Клим Иванович Самгин чувствовал себя встревоженным, но эта тревога становилась все более приятной. Была минута, когда он обиженно удивился:
«Почему я не мог оформить мой опыт так же просто и ясно?»
Но вскоре, вслед за этим, он отметил с чувством гордости:
«В этой книге есть идеи очень близкие мне, быть может, рожденные, посеянные мною».
Затем он вспомнил фигуру Петра Струве: десятка лет не прошло с той поры, когда он видел смешную, сутуловатую, тощую фигуру растрепанного, рыжего, судорожно многоречивого марксиста, борца с народниками.
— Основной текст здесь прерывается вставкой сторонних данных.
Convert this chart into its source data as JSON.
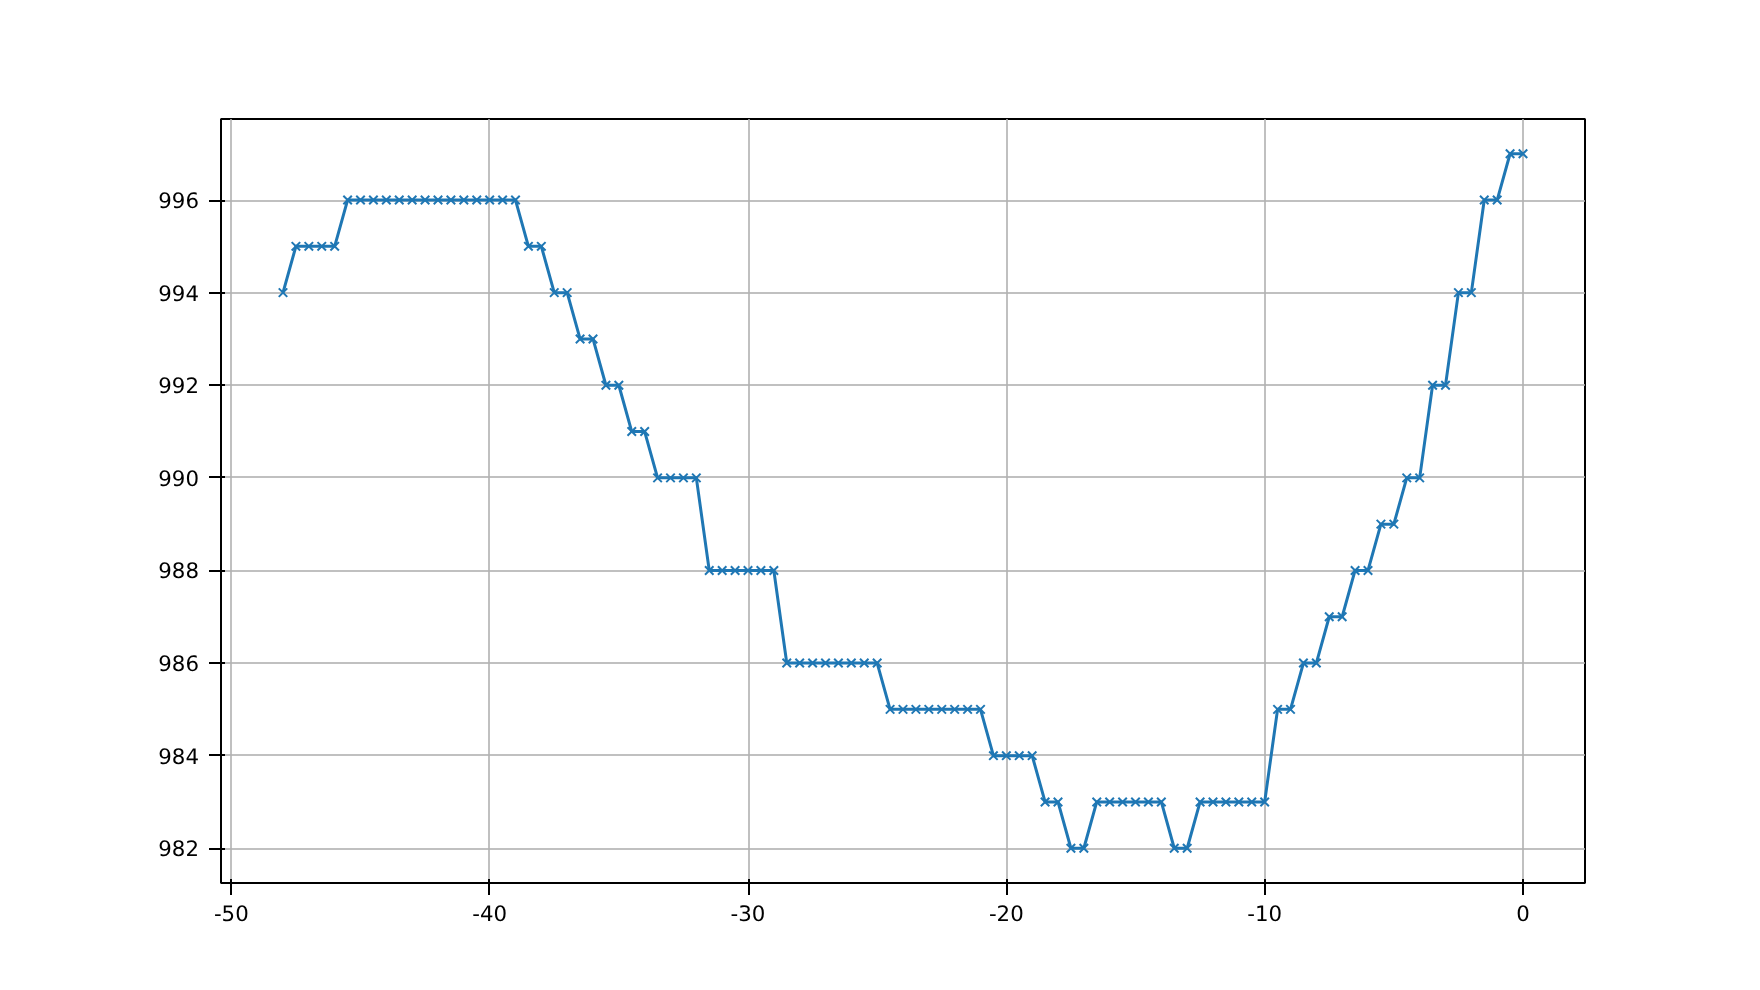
{
  "chart_data": {
    "type": "line",
    "x": [
      -48,
      -47.5,
      -47,
      -46.5,
      -46,
      -45.5,
      -45,
      -44.5,
      -44,
      -43.5,
      -43,
      -42.5,
      -42,
      -41.5,
      -41,
      -40.5,
      -40,
      -39.5,
      -39,
      -38.5,
      -38,
      -37.5,
      -37,
      -36.5,
      -36,
      -35.5,
      -35,
      -34.5,
      -34,
      -33.5,
      -33,
      -32.5,
      -32,
      -31.5,
      -31,
      -30.5,
      -30,
      -29.5,
      -29,
      -28.5,
      -28,
      -27.5,
      -27,
      -26.5,
      -26,
      -25.5,
      -25,
      -24.5,
      -24,
      -23.5,
      -23,
      -22.5,
      -22,
      -21.5,
      -21,
      -20.5,
      -20,
      -19.5,
      -19,
      -18.5,
      -18,
      -17.5,
      -17,
      -16.5,
      -16,
      -15.5,
      -15,
      -14.5,
      -14,
      -13.5,
      -13,
      -12.5,
      -12,
      -11.5,
      -11,
      -10.5,
      -10,
      -9.5,
      -9,
      -8.5,
      -8,
      -7.5,
      -7,
      -6.5,
      -6,
      -5.5,
      -5,
      -4.5,
      -4,
      -3.5,
      -3,
      -2.5,
      -2,
      -1.5,
      -1,
      -0.5,
      0
    ],
    "series": [
      {
        "color": "#1f77b4",
        "values": [
          994,
          995,
          995,
          995,
          995,
          996,
          996,
          996,
          996,
          996,
          996,
          996,
          996,
          996,
          996,
          996,
          996,
          996,
          996,
          995,
          995,
          994,
          994,
          993,
          993,
          992,
          992,
          991,
          991,
          990,
          990,
          990,
          990,
          988,
          988,
          988,
          988,
          988,
          988,
          986,
          986,
          986,
          986,
          986,
          986,
          986,
          986,
          985,
          985,
          985,
          985,
          985,
          985,
          985,
          985,
          984,
          984,
          984,
          984,
          983,
          983,
          982,
          982,
          983,
          983,
          983,
          983,
          983,
          983,
          982,
          982,
          983,
          983,
          983,
          983,
          983,
          983,
          985,
          985,
          986,
          986,
          987,
          987,
          988,
          988,
          989,
          989,
          990,
          990,
          992,
          992,
          994,
          994,
          996,
          996,
          997,
          997
        ]
      }
    ],
    "xlim": [
      -50.4,
      2.4
    ],
    "ylim": [
      981.25,
      997.75
    ],
    "xticks": [
      -50,
      -40,
      -30,
      -20,
      -10,
      0
    ],
    "yticks": [
      982,
      984,
      986,
      988,
      990,
      992,
      994,
      996
    ],
    "grid": true,
    "marker": "cross",
    "line_style": "solid"
  }
}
Особенно комичен был этот книжник рядом со своим соратником, черноволосым Туган-Барановским, высоким, тонконогим, с большим животом и булькающей, тенористой речью.
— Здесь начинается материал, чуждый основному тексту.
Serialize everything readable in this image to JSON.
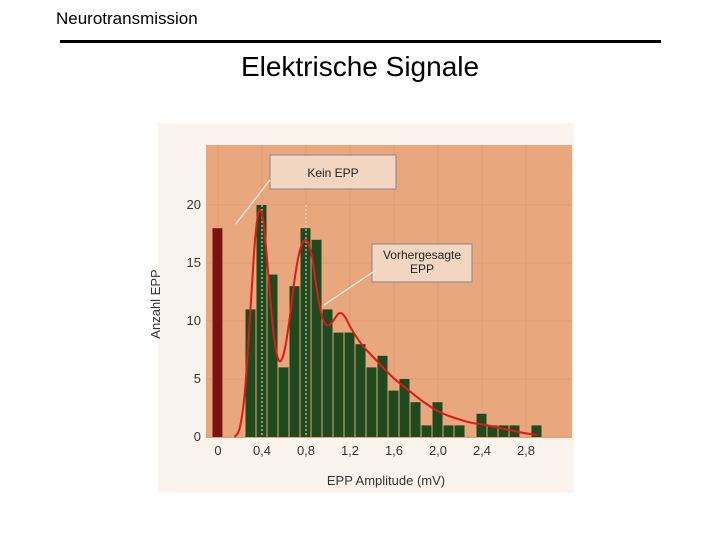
{
  "header": {
    "label": "Neurotransmission",
    "title": "Elektrische Signale"
  },
  "colors": {
    "plot_background": "#e8a77c",
    "bar_fill": "#1e4a1e",
    "first_bar_fill": "#7a1414",
    "curve": "#e01818",
    "callout_fill": "#f2d6c2"
  },
  "chart_data": {
    "type": "bar",
    "title": "",
    "xlabel": "EPP Amplitude (mV)",
    "ylabel": "Anzahl EPP",
    "ylim": [
      0,
      22
    ],
    "xlim": [
      -0.05,
      3.0
    ],
    "grid": true,
    "x_ticks": [
      "0",
      "0,4",
      "0,8",
      "1,2",
      "1,6",
      "2,0",
      "2,4",
      "2,8"
    ],
    "y_ticks": [
      "0",
      "5",
      "10",
      "15",
      "20"
    ],
    "bin_width": 0.1,
    "bins": [
      {
        "x": 0.0,
        "value": 18
      },
      {
        "x": 0.3,
        "value": 11
      },
      {
        "x": 0.4,
        "value": 20
      },
      {
        "x": 0.5,
        "value": 14
      },
      {
        "x": 0.6,
        "value": 6
      },
      {
        "x": 0.7,
        "value": 13
      },
      {
        "x": 0.8,
        "value": 18
      },
      {
        "x": 0.9,
        "value": 17
      },
      {
        "x": 1.0,
        "value": 11
      },
      {
        "x": 1.1,
        "value": 9
      },
      {
        "x": 1.2,
        "value": 9
      },
      {
        "x": 1.3,
        "value": 8
      },
      {
        "x": 1.4,
        "value": 6
      },
      {
        "x": 1.5,
        "value": 7
      },
      {
        "x": 1.6,
        "value": 4
      },
      {
        "x": 1.7,
        "value": 5
      },
      {
        "x": 1.8,
        "value": 3
      },
      {
        "x": 1.9,
        "value": 1
      },
      {
        "x": 2.0,
        "value": 3
      },
      {
        "x": 2.1,
        "value": 1
      },
      {
        "x": 2.2,
        "value": 1
      },
      {
        "x": 2.4,
        "value": 2
      },
      {
        "x": 2.5,
        "value": 1
      },
      {
        "x": 2.6,
        "value": 1
      },
      {
        "x": 2.7,
        "value": 1
      },
      {
        "x": 2.9,
        "value": 1
      }
    ],
    "predicted_curve": [
      [
        0.15,
        0
      ],
      [
        0.2,
        0.5
      ],
      [
        0.25,
        4
      ],
      [
        0.3,
        12
      ],
      [
        0.35,
        19
      ],
      [
        0.4,
        20
      ],
      [
        0.45,
        15
      ],
      [
        0.5,
        9
      ],
      [
        0.55,
        6.2
      ],
      [
        0.6,
        7
      ],
      [
        0.65,
        10
      ],
      [
        0.7,
        14
      ],
      [
        0.75,
        16.5
      ],
      [
        0.8,
        17.2
      ],
      [
        0.85,
        16
      ],
      [
        0.9,
        12.5
      ],
      [
        0.95,
        10
      ],
      [
        1.0,
        9.5
      ],
      [
        1.05,
        10
      ],
      [
        1.1,
        10.8
      ],
      [
        1.15,
        10.5
      ],
      [
        1.2,
        9.5
      ],
      [
        1.3,
        8
      ],
      [
        1.4,
        7
      ],
      [
        1.5,
        6
      ],
      [
        1.6,
        5
      ],
      [
        1.7,
        4.3
      ],
      [
        1.8,
        3.5
      ],
      [
        1.9,
        2.8
      ],
      [
        2.0,
        2.2
      ],
      [
        2.1,
        1.8
      ],
      [
        2.2,
        1.5
      ],
      [
        2.3,
        1.2
      ],
      [
        2.4,
        1.1
      ],
      [
        2.5,
        0.9
      ],
      [
        2.6,
        0.7
      ],
      [
        2.7,
        0.5
      ],
      [
        2.8,
        0.3
      ],
      [
        2.9,
        0.2
      ]
    ],
    "annotations": [
      {
        "name": "kein-epp",
        "text": "Kein EPP",
        "target_x": 0.05,
        "target_y": 18
      },
      {
        "name": "vorhergesagte-epp",
        "text": [
          "Vorhergesagte",
          "EPP"
        ],
        "target_x": 1.05,
        "target_y": 11
      }
    ]
  }
}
«Вожди молодежи», – подумал Самгин, вспомнив, как юные курсистки и студенты обожали этих людей, как очарованно слушали их речи на диспутах «Вольно-экономического общества», как влюбленно встречали и провожали их на нелегальных вечеринках, в тесных квартирах интеллигентов, которые сочувствовали марксизму потому, что им нравилось «самодовлеющее начало экономики». Неприятно было вспомнить, что Кутузов был первым, кто указал на нелепую несовместимость марксизма с проповедью «национального самосознания», тогда же начатой Струве в статье «Назад к Фихте». Затем, с чувством удовлетворения самим собою, как человек, который мог сделать крупную ошибку и не сделал ее, Клим Иванович Самгин подумал:
«Я никогда, ничего не проповедовал, у меня нет необходимости изменять мои воззрения».
А Иван Дронов снова был охвачен судорогами поисков «нового слова», он трепал гранки и торопливо вычитывал:
– «Западный буржуа беднее русского интеллигента нравственными идеями, но зато его идеи во многом превышают его эмоциональный строй, а главное – он живет сравнительно цельной духовной жизнью». Ну, это уже какая-то поповщинка! «Свойства русского национального духа указуют на то, что мы призваны творить в области религиозной философии». Вот те раз! Это уже – слепота. Должно быть, Бердяев придумал.
Он глотал вино, грыз бисквиты и все шаркал ногами, точно полотер, и восхищался.
– Эта книжечка – наскандалит! Выдержит изданий пяток, а то и больше. Ах, черти…
Тут восхищение его вдруг погасло, поглаживая гранки ладонью, он сокрушенно вздохнул.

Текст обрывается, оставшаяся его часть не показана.